Gas miners a catalyst for conflict
CONFLICT over coal seam gas mining is set to explode as communities react against rogue operators whose wild-west cowboy antics are indefensible, the annual environment conference of the industry's peak body was told at Coolum this week.
Professor Wendy Sarkissian, Australia's leading engagement practitioner, told the Australian Petroleum Production and Exploration Association that the industry was only as good as its worst players.
She said it ran the risk that huge social conflict incited by "renegade standover merchants who were now in the business of wreaking havoc in the Surat Basin and Northern NSW" would lead to bans on the industry.
Dr Sarkissian, who holds a PhD in environmental ethics and is an adjunct professor to Bond, Curtin and British Columbia universities and a Fellow of the Planning Institute of Australia, said the industry had to act to rein in its rogue elements.
Her call came as the NSW Opposition Leader John Robertson yesterday announced the Labor Party policy for a moratorium on all new coal seam gas licenses.
Fresh polls showed the Nationals in that state had lost half their support because of indecision on the issue. At the same time the Greens vote rose 3.7%.

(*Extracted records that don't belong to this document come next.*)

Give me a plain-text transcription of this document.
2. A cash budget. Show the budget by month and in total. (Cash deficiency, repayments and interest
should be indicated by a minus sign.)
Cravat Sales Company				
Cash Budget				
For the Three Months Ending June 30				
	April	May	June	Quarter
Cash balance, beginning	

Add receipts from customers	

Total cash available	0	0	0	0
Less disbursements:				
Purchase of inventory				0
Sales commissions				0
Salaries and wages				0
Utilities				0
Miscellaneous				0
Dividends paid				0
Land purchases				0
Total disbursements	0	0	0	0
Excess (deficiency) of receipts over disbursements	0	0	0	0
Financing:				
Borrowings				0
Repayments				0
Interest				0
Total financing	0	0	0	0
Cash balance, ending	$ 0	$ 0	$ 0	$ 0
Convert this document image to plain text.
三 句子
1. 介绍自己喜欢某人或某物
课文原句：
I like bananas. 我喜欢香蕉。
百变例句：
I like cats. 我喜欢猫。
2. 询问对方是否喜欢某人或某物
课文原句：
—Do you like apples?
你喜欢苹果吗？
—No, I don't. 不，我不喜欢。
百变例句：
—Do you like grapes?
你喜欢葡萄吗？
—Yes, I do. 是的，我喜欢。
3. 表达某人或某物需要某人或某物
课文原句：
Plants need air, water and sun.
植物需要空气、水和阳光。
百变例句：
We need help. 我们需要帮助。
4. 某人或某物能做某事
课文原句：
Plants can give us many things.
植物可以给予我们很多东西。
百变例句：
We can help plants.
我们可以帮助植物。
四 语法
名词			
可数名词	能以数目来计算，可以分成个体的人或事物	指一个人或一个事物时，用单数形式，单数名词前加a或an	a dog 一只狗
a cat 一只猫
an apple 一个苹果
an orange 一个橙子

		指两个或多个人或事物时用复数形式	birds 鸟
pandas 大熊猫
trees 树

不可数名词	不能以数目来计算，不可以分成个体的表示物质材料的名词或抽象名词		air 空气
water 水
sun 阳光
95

In her keynote speech to the conference, Working Collaboratively with Communities: Community Engagement with Resource Companies, she accused young companies with young inexperienced engineers and geologists who thought only about maximizing profits quickly were running "grab-it-and-run" operations that were simply not interested in engaging in protracted debate.
"It will end in tears and is ending in tears,'' Ms Sarkissian said following her presentation.
She quoted clinical psychologist Wayne Somerville's September submission to the NSW parliamentary inquiry into the industry in which he claimed the issue was causing more problems for land owners than flood, drought, fire and recession.
Dr Sarkissian said the industry needed to understand that in disempowering people it was exciting two fundamental psychological indices at their core - water and home.
"Mess with either and they risk unleashing deep forces no cowboy geologist can control,'' she said.
"Sophisticated and committed green activities won't let farmers die. But the industry should also beware of farmers' wives."
Dr Sarkissian spoke to Bowen Basin mayors, activists in northern NSW and miners in preparing her address and named Santos and Origin as two companies that had set out to engage communities properly.
Origin was conducting "sacred place" mapping that identified areas that were important to people, even if it were where their uncle and aunt first kissed.